Sunday Tribune

Sasa is expecting a fairly good crop

Coming season’s production is up on last one

- SANDILE MCHUNU sandile.mchunu@inl.co.za

THE SOUTH African Sugar Associatio­n (Sasa) expects sugar cane production to be in line with the crop produced last season in the coming 2019/20 season.

Sasa executive director Trix Trikam said this week that the industry expected a reasonable crop in the 2019/20 season, starting in April

2019, similar to the crop of the current 2018/19 season.

According to the US Department of Agricultur­e report produced last year, it said it expected South Africa to produce 2.2 million tons in the 2018/19 season, up by 7 percent yearon-year compared to a year ago.

Trikam said while the industry could not yet be considered to have fully recovered from drought, there are areas where production of cane is closer to agronomic potential than it has been for several years.

“From a sugar market perspectiv­e, the reduction in demand as a result of the Health Promotions Levy implemente­d on April 1, 2018, has had a devastatin­g impact on the local industry in a very short time, and this is expected to continue in 2019,” Trikam said. He said demand has dropped more rapidly than analysis prior to the implementa­tion of the levy indicated was possible. “The industry strongly opposed the implementa­tion of the levy,” he said.

Tongaat Hulett, in its results for the six months to end September, reported a decline in its operating profit in its sugar operations.

It said the difficult local market conditions experience­d by the sugar operations in South Africa and Mozambique during the second half of 2017/18 continued into the first half of 2018/19, with a resultant negative impact on both revenue and cane valuations.

The group’s sugar operations reported a combined operating profit of R1.14 billion during the period, down from R1.31bn compared to a year earlier, before cane valuations. However, sugar production during the period increased to 954 000 tons, up from 848 000 tons compared to the same period in 2017.

The group admitted during the results that the challenges facing the South African and Mozambique sugar operations were receiving urgent attention. This encouraged the company to have a positive outlook for the year ahead.

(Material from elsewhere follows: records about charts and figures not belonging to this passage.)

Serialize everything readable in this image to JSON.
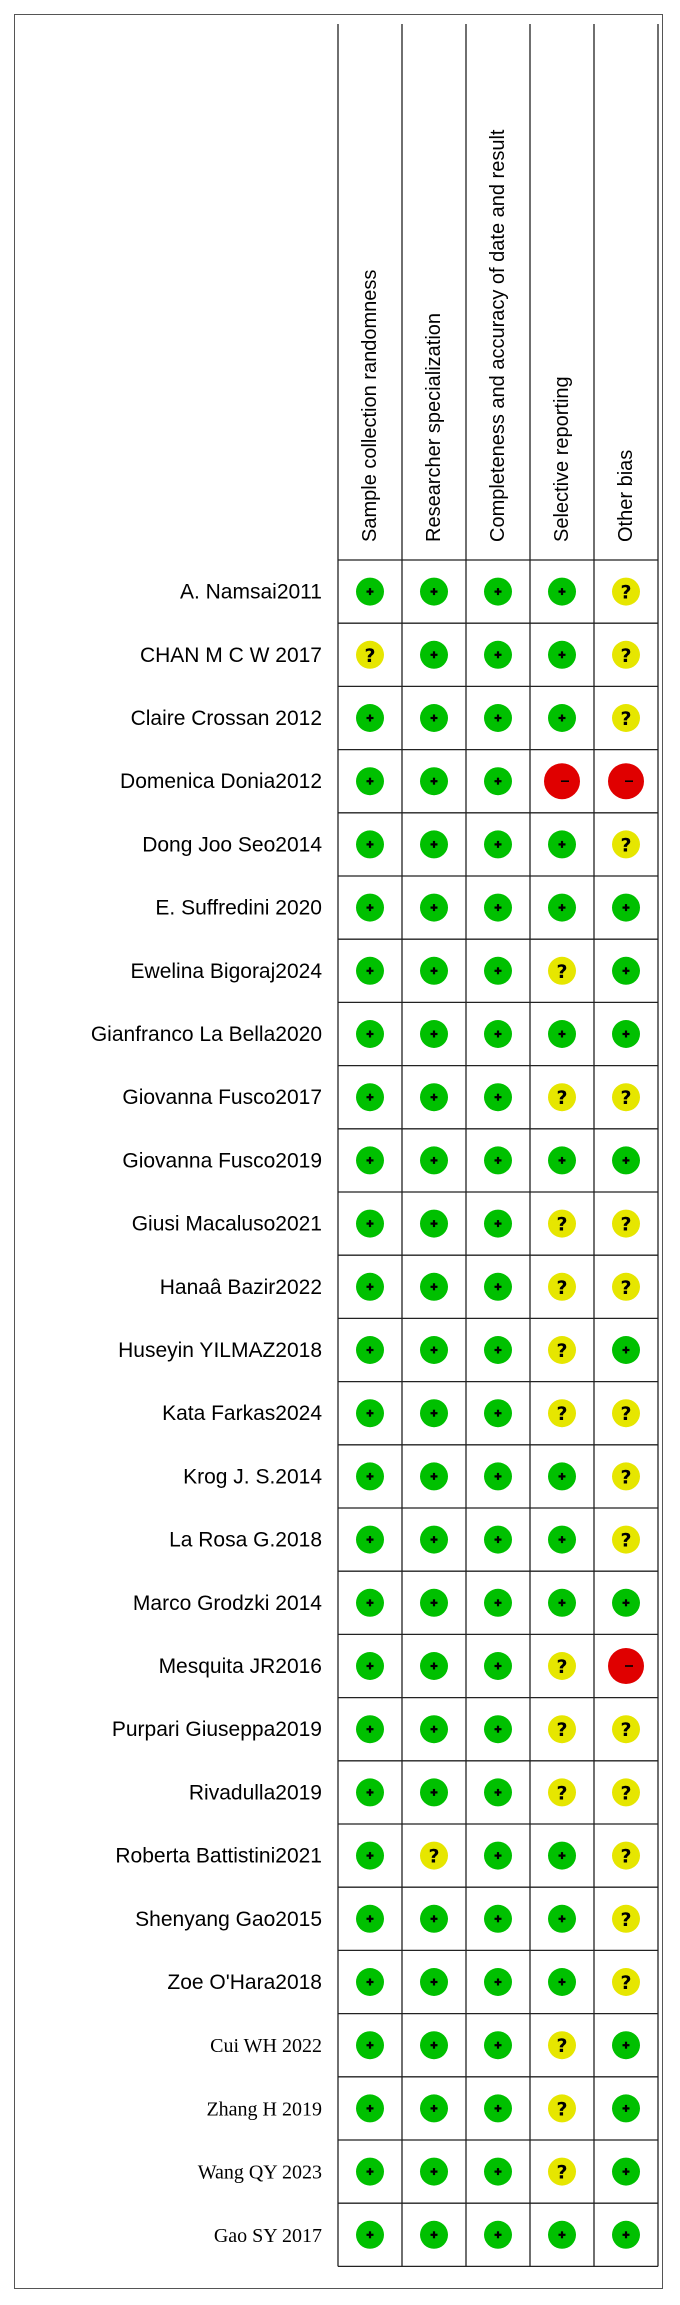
{
  "chart_data": {
    "type": "table",
    "columns": [
      "Sample collection randomness",
      "Researcher specialization",
      "Completeness and accuracy of date and result",
      "Selective reporting",
      "Other bias"
    ],
    "legend": {
      "low": {
        "symbol": "+",
        "color": "#00c000"
      },
      "unclear": {
        "symbol": "?",
        "color": "#e6e600"
      },
      "high": {
        "symbol": "−",
        "color": "#e00000"
      }
    },
    "rows": [
      {
        "study": "A. Namsai2011",
        "ratings": [
          "low",
          "low",
          "low",
          "low",
          "unclear"
        ],
        "font": "sans"
      },
      {
        "study": "CHAN M C W 2017",
        "ratings": [
          "unclear",
          "low",
          "low",
          "low",
          "unclear"
        ],
        "font": "sans"
      },
      {
        "study": "Claire  Crossan 2012",
        "ratings": [
          "low",
          "low",
          "low",
          "low",
          "unclear"
        ],
        "font": "sans"
      },
      {
        "study": "Domenica Donia2012",
        "ratings": [
          "low",
          "low",
          "low",
          "high",
          "high"
        ],
        "font": "sans"
      },
      {
        "study": "Dong Joo Seo2014",
        "ratings": [
          "low",
          "low",
          "low",
          "low",
          "unclear"
        ],
        "font": "sans"
      },
      {
        "study": "E. Suffredini  2020",
        "ratings": [
          "low",
          "low",
          "low",
          "low",
          "low"
        ],
        "font": "sans"
      },
      {
        "study": "Ewelina Bigoraj2024",
        "ratings": [
          "low",
          "low",
          "low",
          "unclear",
          "low"
        ],
        "font": "sans"
      },
      {
        "study": "Gianfranco  La Bella2020",
        "ratings": [
          "low",
          "low",
          "low",
          "low",
          "low"
        ],
        "font": "sans"
      },
      {
        "study": "Giovanna Fusco2017",
        "ratings": [
          "low",
          "low",
          "low",
          "unclear",
          "unclear"
        ],
        "font": "sans"
      },
      {
        "study": "Giovanna Fusco2019",
        "ratings": [
          "low",
          "low",
          "low",
          "low",
          "low"
        ],
        "font": "sans"
      },
      {
        "study": "Giusi  Macaluso2021",
        "ratings": [
          "low",
          "low",
          "low",
          "unclear",
          "unclear"
        ],
        "font": "sans"
      },
      {
        "study": "Hanaâ Bazir2022",
        "ratings": [
          "low",
          "low",
          "low",
          "unclear",
          "unclear"
        ],
        "font": "sans"
      },
      {
        "study": "Huseyin YILMAZ2018",
        "ratings": [
          "low",
          "low",
          "low",
          "unclear",
          "low"
        ],
        "font": "sans"
      },
      {
        "study": "Kata Farkas2024",
        "ratings": [
          "low",
          "low",
          "low",
          "unclear",
          "unclear"
        ],
        "font": "sans"
      },
      {
        "study": "Krog  J. S.2014",
        "ratings": [
          "low",
          "low",
          "low",
          "low",
          "unclear"
        ],
        "font": "sans"
      },
      {
        "study": "La Rosa  G.2018",
        "ratings": [
          "low",
          "low",
          "low",
          "low",
          "unclear"
        ],
        "font": "sans"
      },
      {
        "study": "Marco Grodzki 2014",
        "ratings": [
          "low",
          "low",
          "low",
          "low",
          "low"
        ],
        "font": "sans"
      },
      {
        "study": "Mesquita JR2016",
        "ratings": [
          "low",
          "low",
          "low",
          "unclear",
          "high"
        ],
        "font": "sans"
      },
      {
        "study": "Purpari  Giuseppa2019",
        "ratings": [
          "low",
          "low",
          "low",
          "unclear",
          "unclear"
        ],
        "font": "sans"
      },
      {
        "study": "Rivadulla2019",
        "ratings": [
          "low",
          "low",
          "low",
          "unclear",
          "unclear"
        ],
        "font": "sans"
      },
      {
        "study": "Roberta Battistini2021",
        "ratings": [
          "low",
          "unclear",
          "low",
          "low",
          "unclear"
        ],
        "font": "sans"
      },
      {
        "study": "Shenyang Gao2015",
        "ratings": [
          "low",
          "low",
          "low",
          "low",
          "unclear"
        ],
        "font": "sans"
      },
      {
        "study": "Zoe O'Hara2018",
        "ratings": [
          "low",
          "low",
          "low",
          "low",
          "unclear"
        ],
        "font": "sans"
      },
      {
        "study": "Cui WH  2022",
        "ratings": [
          "low",
          "low",
          "low",
          "unclear",
          "low"
        ],
        "font": "serif"
      },
      {
        "study": "Zhang H  2019",
        "ratings": [
          "low",
          "low",
          "low",
          "unclear",
          "low"
        ],
        "font": "serif"
      },
      {
        "study": "Wang QY  2023",
        "ratings": [
          "low",
          "low",
          "low",
          "unclear",
          "low"
        ],
        "font": "serif"
      },
      {
        "study": "Gao SY  2017",
        "ratings": [
          "low",
          "low",
          "low",
          "low",
          "low"
        ],
        "font": "serif"
      }
    ]
  }
}
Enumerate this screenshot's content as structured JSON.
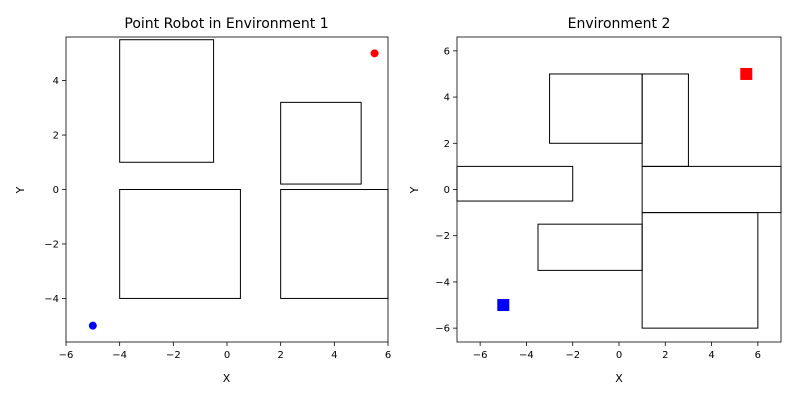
{
  "chart_data": [
    {
      "type": "scatter",
      "title": "Point Robot in Environment 1",
      "xlabel": "X",
      "ylabel": "Y",
      "xlim": [
        -6,
        6
      ],
      "ylim": [
        -5.6,
        5.6
      ],
      "xticks": [
        -6,
        -4,
        -2,
        0,
        2,
        4,
        6
      ],
      "yticks": [
        -4,
        -2,
        0,
        2,
        4
      ],
      "grid": false,
      "obstacles": [
        {
          "x": -4,
          "y": 1,
          "w": 3.5,
          "h": 4.5
        },
        {
          "x": -4,
          "y": -4,
          "w": 4.5,
          "h": 4
        },
        {
          "x": 2,
          "y": 0.2,
          "w": 3,
          "h": 3
        },
        {
          "x": 2,
          "y": -4,
          "w": 4,
          "h": 4
        }
      ],
      "points": [
        {
          "x": -5,
          "y": -5,
          "color": "#0000ff",
          "marker": "circle"
        },
        {
          "x": 5.5,
          "y": 5,
          "color": "#ff0000",
          "marker": "circle"
        }
      ]
    },
    {
      "type": "scatter",
      "title": "Environment 2",
      "xlabel": "X",
      "ylabel": "Y",
      "xlim": [
        -7,
        7
      ],
      "ylim": [
        -6.6,
        6.6
      ],
      "xticks": [
        -6,
        -4,
        -2,
        0,
        2,
        4,
        6
      ],
      "yticks": [
        -6,
        -4,
        -2,
        0,
        2,
        4,
        6
      ],
      "grid": false,
      "obstacles": [
        {
          "x": -3,
          "y": 2,
          "w": 4,
          "h": 3
        },
        {
          "x": 1,
          "y": 1,
          "w": 2,
          "h": 4
        },
        {
          "x": -7,
          "y": -0.5,
          "w": 5,
          "h": 1.5
        },
        {
          "x": 1,
          "y": -1,
          "w": 6,
          "h": 2
        },
        {
          "x": -3.5,
          "y": -3.5,
          "w": 4.5,
          "h": 2
        },
        {
          "x": 1,
          "y": -6,
          "w": 5,
          "h": 5
        }
      ],
      "points": [
        {
          "x": -5,
          "y": -5,
          "color": "#0000ff",
          "marker": "square"
        },
        {
          "x": 5.5,
          "y": 5,
          "color": "#ff0000",
          "marker": "square"
        }
      ]
    }
  ]
}
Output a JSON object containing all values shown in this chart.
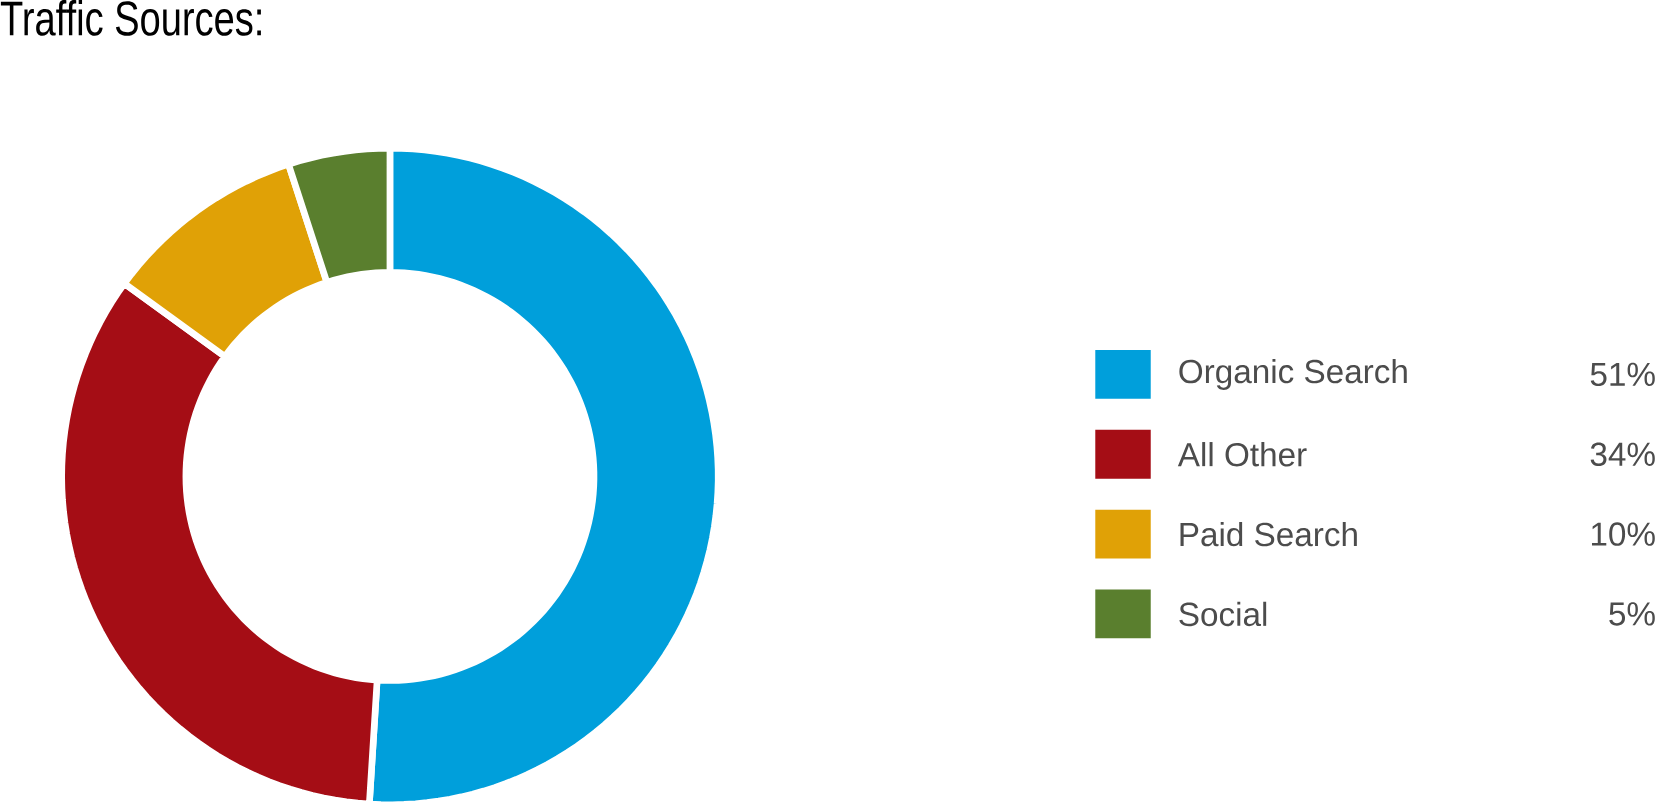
{
  "chart_data": {
    "type": "donut",
    "title": "Traffic Sources:",
    "categories": [
      "Organic Search",
      "All Other",
      "Paid Search",
      "Social"
    ],
    "values": [
      51,
      34,
      10,
      5
    ],
    "value_labels": [
      "51%",
      "34%",
      "10%",
      "5%"
    ],
    "colors": [
      "#009fdb",
      "#a50d15",
      "#e0a106",
      "#5a7f2e"
    ],
    "legend": "right"
  }
}
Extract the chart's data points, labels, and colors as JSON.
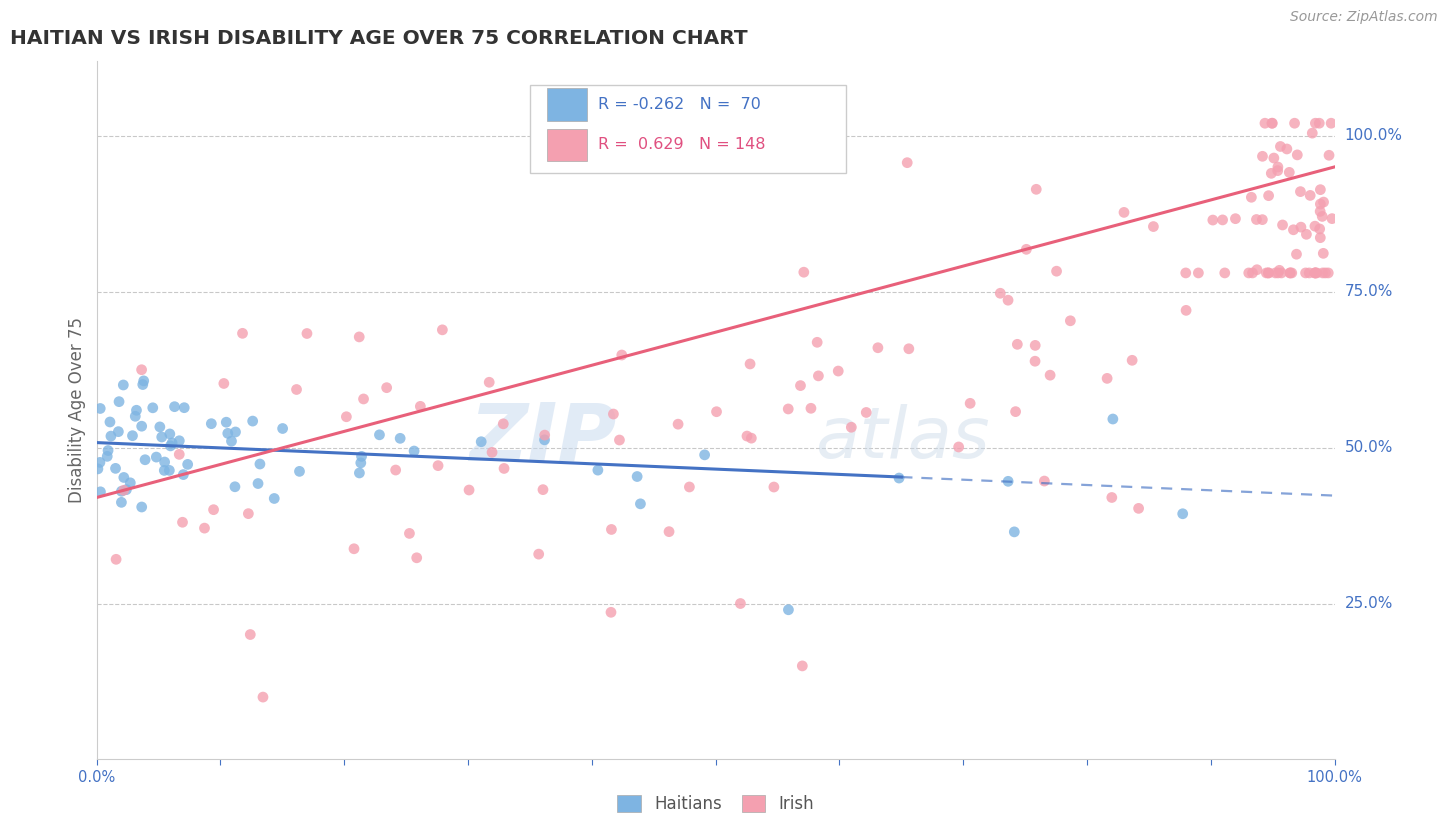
{
  "title": "HAITIAN VS IRISH DISABILITY AGE OVER 75 CORRELATION CHART",
  "source": "Source: ZipAtlas.com",
  "ylabel": "Disability Age Over 75",
  "legend_haitian": "Haitians",
  "legend_irish": "Irish",
  "R_haitian": -0.262,
  "N_haitian": 70,
  "R_irish": 0.629,
  "N_irish": 148,
  "color_haitian": "#7EB4E2",
  "color_irish": "#F4A0B0",
  "color_haitian_line": "#4472C4",
  "color_irish_line": "#E8607A",
  "watermark_zip": "ZIP",
  "watermark_atlas": "atlas",
  "ytick_labels": [
    "100.0%",
    "75.0%",
    "50.0%",
    "25.0%"
  ],
  "ytick_values": [
    1.0,
    0.75,
    0.5,
    0.25
  ],
  "xlim": [
    0.0,
    1.0
  ],
  "ylim": [
    0.0,
    1.12
  ]
}
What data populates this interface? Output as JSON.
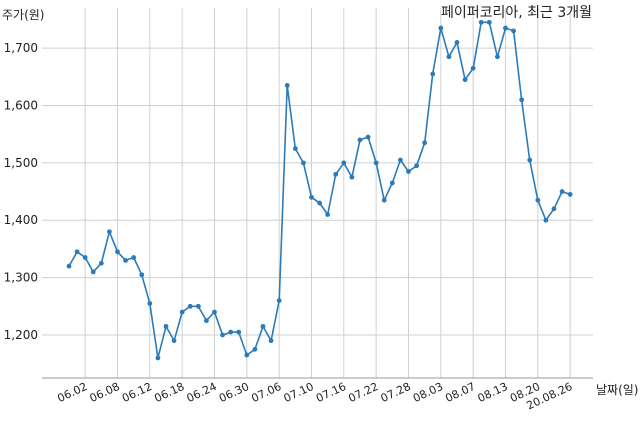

Tongaat Hulett sees potential in the long term in its sugar operations with a potential of producing

1.60 million tons. The group had based this potential on the existing sugar cane footprint, under normal growing conditions and on completion of foreseeabl­e planting partnershi­ps. The group total sugar production in 2018/19 season was estimated to be between 1.31 million tons and 1.35 million tons compared to the 1.17 million tons produced in 2017/18 season.

Its sugar production is expected to increase in the 2019/20 season to exceed 1.40 million tons, underpinne­d by the prospect of normal summer rainfall and improvemen­ts in cane yields.

Tongaat Hullett interim chief executive Sydney Mtsambiwa said all sugar operations continued to focus on reducing operating costs through increased production efficiency.

Trikam said the other factor facing the sugar industry was that world market sugar dynamics continued to be challengin­g, with the world producing a surplus of sugar.

“Internatio­nal prices reflect this surplus,” he said.

Tongaat Hulett has operations outside of South Africa and it has received a much-needed boost in Zimbabwe, where the Tugwi-mukosi dam has secured the availabili­ty of bulk water for irrigation for the next two years.

“The additional production will support higher export sales into regional deficit markets at premium prices. Recently, a favourable outcome was reached with the government providing Tongaat Hulett with security of tenure over its assets in Zimbabwe. Tongaat Hulett’s outlook on its Zimbabwe operations remains positive,” the group said.

In South Africa, indication­s are that imported sugar is working itself out of the market, although the extent of the “buy-in” at the lower price may slow sales volumes in the second half of the year.

“Consequent­ly, export sales into world price-related markets will increase. A return to the sugar industry’s normalised local sales levels of 1.65 million tons is expected in 2019/20.

“The higher duty protection will assist in rebuilding margins of both growers and millers, the full benefit of which, together with further growth in sugar production, will be reflected in the 2019/20 financial results,” the group said.

In Mozambique, Tongaat Hulett said robust measures were being taken to stem the flow of illegal sugar imports from the region in order to recover local market share.

“The refined sugar will replace imported white sugar, satisfy the country’s growing industrial demand and enhance returns from the domestic price premium relative to the realisatio­ns from export markets,” it said.

Tongaat expect an estimated

7 000 tons of refined sugar would be produced in the second half of 2018/19 in Mozambique, with the full year benefit to be realised in 2019/20.